Ainda é comum, em diversas regiões do País, a utilização do sal banco para a nutrição dos rebanhos de ovinos e caprinos, ou então sal destinado ao consumo de bovinos, embora exista hoje, no mercado, uma gama variada de suplementos minerais, energéticos ou protéicos e rações mineralizadas formulados especialmente para essas espécies de animais, além de núcleos minerais voltados à formulação de concentrado para animais de engorda em sistema de confinamento ou semiconfinamento.

São produtos específicos, que buscam atender as necessidades minerais dos animais de corte e leite, em todas as suas fases de desenvolvimento: cria, recria, e engorda e também para animais em lactação, como é o caso de cabras leiteiras, sendo que o uso correto destes produtos além do suprimento das exigências minerais dos animais, também auxiliarão na melhoria do sistema imunológico dos animais, bem como auxiliarão no aumento da fertilidade do rebanho.

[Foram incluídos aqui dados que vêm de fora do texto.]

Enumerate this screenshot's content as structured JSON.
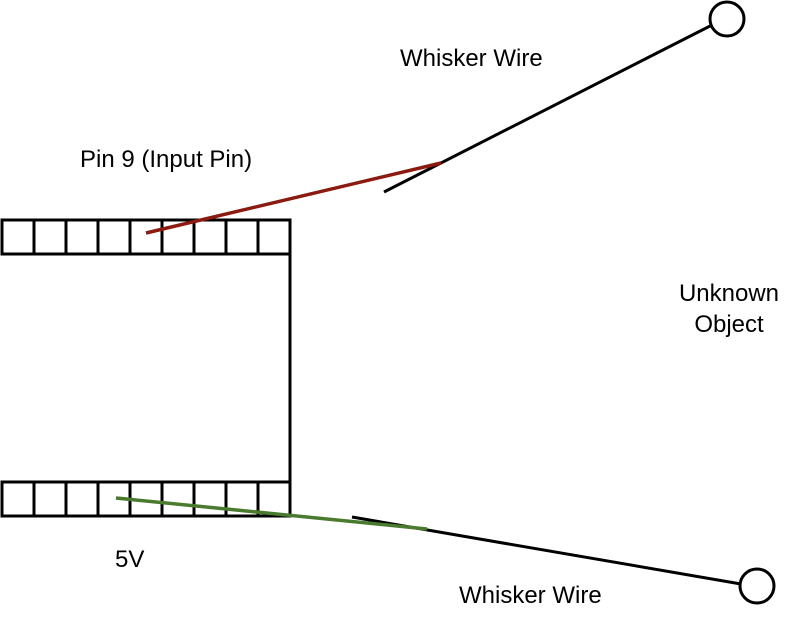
{
  "labels": {
    "whisker_top": "Whisker Wire",
    "pin_input": "Pin 9 (Input Pin)",
    "unknown_line1": "Unknown",
    "unknown_line2": "Object",
    "power": "5V",
    "whisker_bottom": "Whisker Wire"
  },
  "colors": {
    "outline": "#000000",
    "input_wire": "#8b1a10",
    "power_wire": "#4a7a2e"
  },
  "header_pin_count": 9
}
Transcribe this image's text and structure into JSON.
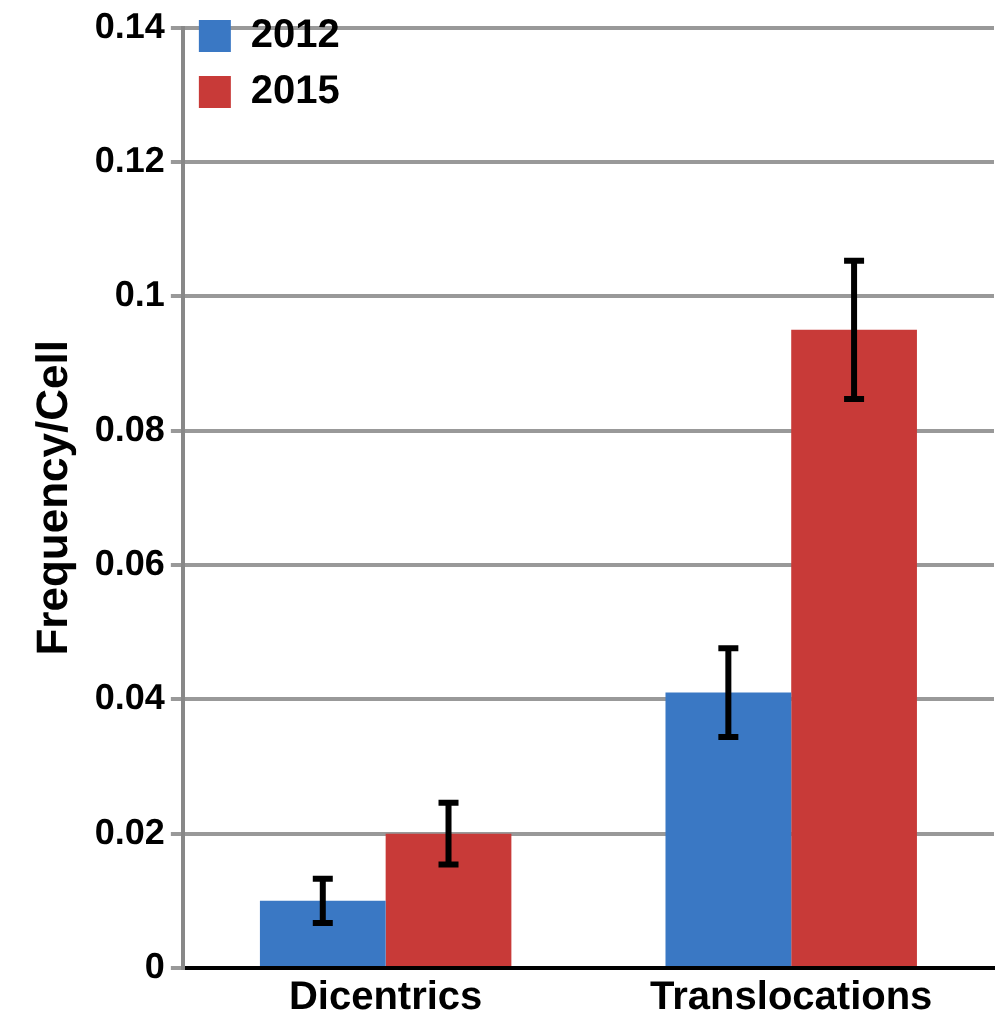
{
  "chart_data": {
    "type": "bar",
    "ylabel": "Frequency/Cell",
    "categories": [
      "Dicentrics",
      "Translocations"
    ],
    "series": [
      {
        "name": "2012",
        "color": "#3a78c4",
        "values": [
          0.01,
          0.041
        ],
        "errors": [
          0.0033,
          0.0066
        ]
      },
      {
        "name": "2015",
        "color": "#c83a38",
        "values": [
          0.02,
          0.095
        ],
        "errors": [
          0.0046,
          0.0103
        ]
      }
    ],
    "ylim": [
      0,
      0.14
    ],
    "yticks": [
      0,
      0.02,
      0.04,
      0.06,
      0.08,
      0.1,
      0.12,
      0.14
    ],
    "grid": "y",
    "legend": "top left"
  }
}
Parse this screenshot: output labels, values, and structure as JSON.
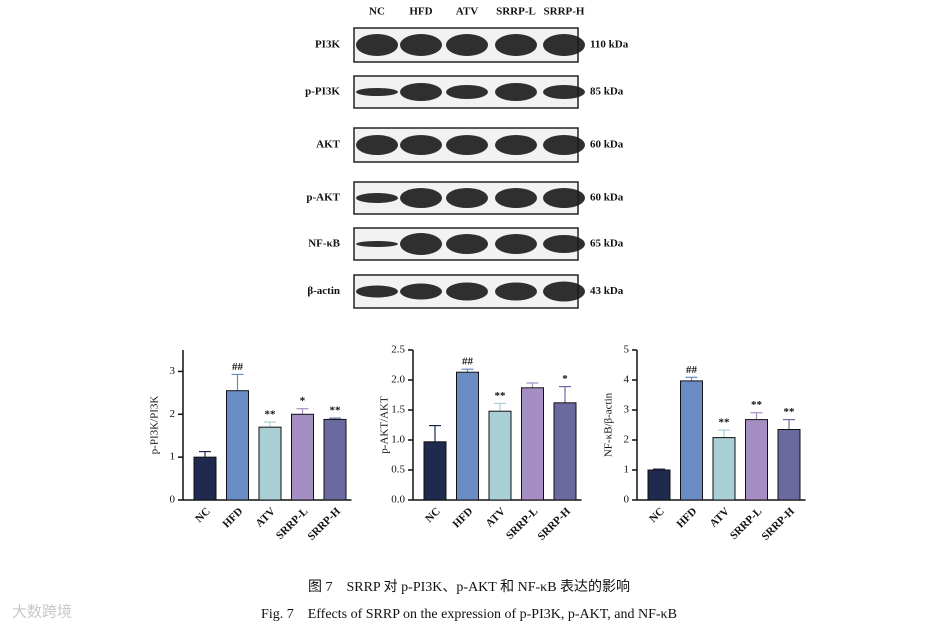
{
  "blot": {
    "lanes": [
      "NC",
      "HFD",
      "ATV",
      "SRRP-L",
      "SRRP-H"
    ],
    "rows": [
      {
        "label": "PI3K",
        "size": "110 kDa"
      },
      {
        "label": "p-PI3K",
        "size": "85 kDa"
      },
      {
        "label": "AKT",
        "size": "60 kDa"
      },
      {
        "label": "p-AKT",
        "size": "60 kDa"
      },
      {
        "label": "NF-κB",
        "size": "65 kDa"
      },
      {
        "label": "β-actin",
        "size": "43 kDa"
      }
    ]
  },
  "chart_data": [
    {
      "type": "bar",
      "ylabel": "p-PI3K/PI3K",
      "categories": [
        "NC",
        "HFD",
        "ATV",
        "SRRP-L",
        "SRRP-H"
      ],
      "values": [
        1.0,
        2.55,
        1.7,
        2.0,
        1.88
      ],
      "errors": [
        0.13,
        0.38,
        0.12,
        0.13,
        0.03
      ],
      "annotations": [
        null,
        "##",
        "**",
        "*",
        "**"
      ],
      "colors": [
        "#1f2a4e",
        "#6a8cc4",
        "#a9cfd5",
        "#a58fc2",
        "#6b6aa0"
      ],
      "ylim": [
        0,
        3.5
      ],
      "yticks": [
        0,
        1,
        2,
        3
      ]
    },
    {
      "type": "bar",
      "ylabel": "p-AKT/AKT",
      "categories": [
        "NC",
        "HFD",
        "ATV",
        "SRRP-L",
        "SRRP-H"
      ],
      "values": [
        0.97,
        2.13,
        1.48,
        1.87,
        1.62
      ],
      "errors": [
        0.27,
        0.05,
        0.13,
        0.08,
        0.27
      ],
      "annotations": [
        null,
        "##",
        "**",
        null,
        "*"
      ],
      "colors": [
        "#1f2a4e",
        "#6a8cc4",
        "#a9cfd5",
        "#a58fc2",
        "#6b6aa0"
      ],
      "ylim": [
        0,
        2.5
      ],
      "yticks": [
        {
          "value": 0,
          "label": "0.0"
        },
        {
          "value": 0.5,
          "label": "0.5"
        },
        {
          "value": 1,
          "label": "1.0"
        },
        {
          "value": 1.5,
          "label": "1.5"
        },
        {
          "value": 2,
          "label": "2.0"
        },
        {
          "value": 2.5,
          "label": "2.5"
        }
      ]
    },
    {
      "type": "bar",
      "ylabel": "NF-κB/β-actin",
      "categories": [
        "NC",
        "HFD",
        "ATV",
        "SRRP-L",
        "SRRP-H"
      ],
      "values": [
        1.0,
        3.97,
        2.08,
        2.68,
        2.35
      ],
      "errors": [
        0.03,
        0.12,
        0.25,
        0.23,
        0.33
      ],
      "annotations": [
        null,
        "##",
        "**",
        "**",
        "**"
      ],
      "colors": [
        "#1f2a4e",
        "#6a8cc4",
        "#a9cfd5",
        "#a58fc2",
        "#6b6aa0"
      ],
      "ylim": [
        0,
        5
      ],
      "yticks": [
        0,
        1,
        2,
        3,
        4,
        5
      ]
    }
  ],
  "caption": {
    "zh": "图 7　SRRP 对 p-PI3K、p-AKT 和 NF-κB 表达的影响",
    "en": "Fig. 7　Effects of SRRP on the expression of p-PI3K, p-AKT, and NF-κB"
  },
  "watermark": "大数跨境"
}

Para os técnicos que atuam na área, a maior parte das deficiências minerais que ocorrem nos rebanhos brasileiros, se deve principalmente às alterações climáticas das diversas regiões do País e às forrageiras tropicais, que não possuem minerais em quantidades suficientes para atender às necessidades dos rebanhos. Por isso os criadores devem fazer uso de diferentes produtos durante todo o ano, para “acompanhar” o valor nutricional das suas pastagens que variam muito, conforme o meio e o clima onde estão.

Conforme ressalta o médico veterinário Marco Antônio Passareli Finardi, do Departamento Técnico de Nutrição Animal do Grupo Matsuda, “todo produtor deve, inicialmente, elaborar um planejamento alimentar adequado para seu rebanho, seja de ovinos ou de caprinos”. Para esse planejamento,  o primeiro passo é “avaliar qual a espécie animal a ser alimentada, sua categoria e suas necessidades nutricionais. Por exemplo, animais destinados à produção leiteira, destinados à cria, recria ou engorda. Após esta primeira análise, é preciso verificar  quais os alimentos disponíveis, como área de pastejo, espécie de gramínea, e qualidade da mesma. Já que se trata de duas espécies animais que apresentam hábitos alimentares diferentes, isso deve ser respeitado. Os ovinos são animais que apresentam grande seletividade alimentar e buscam sempre alimentos de maior palatabilidade e “macios”, de porte médio baixo, para que possam ver uns aos outros dentro do lote. Quando as gramíneas encobrem os animais, tendem a não aproveitarem adequadamente a pastagem”.

Marco Antônio: “Todo produtor deve, inicialmente, elaborar um planejamento alimentar adequado para seu rebanho, seja de ovinos ou de caprinos”.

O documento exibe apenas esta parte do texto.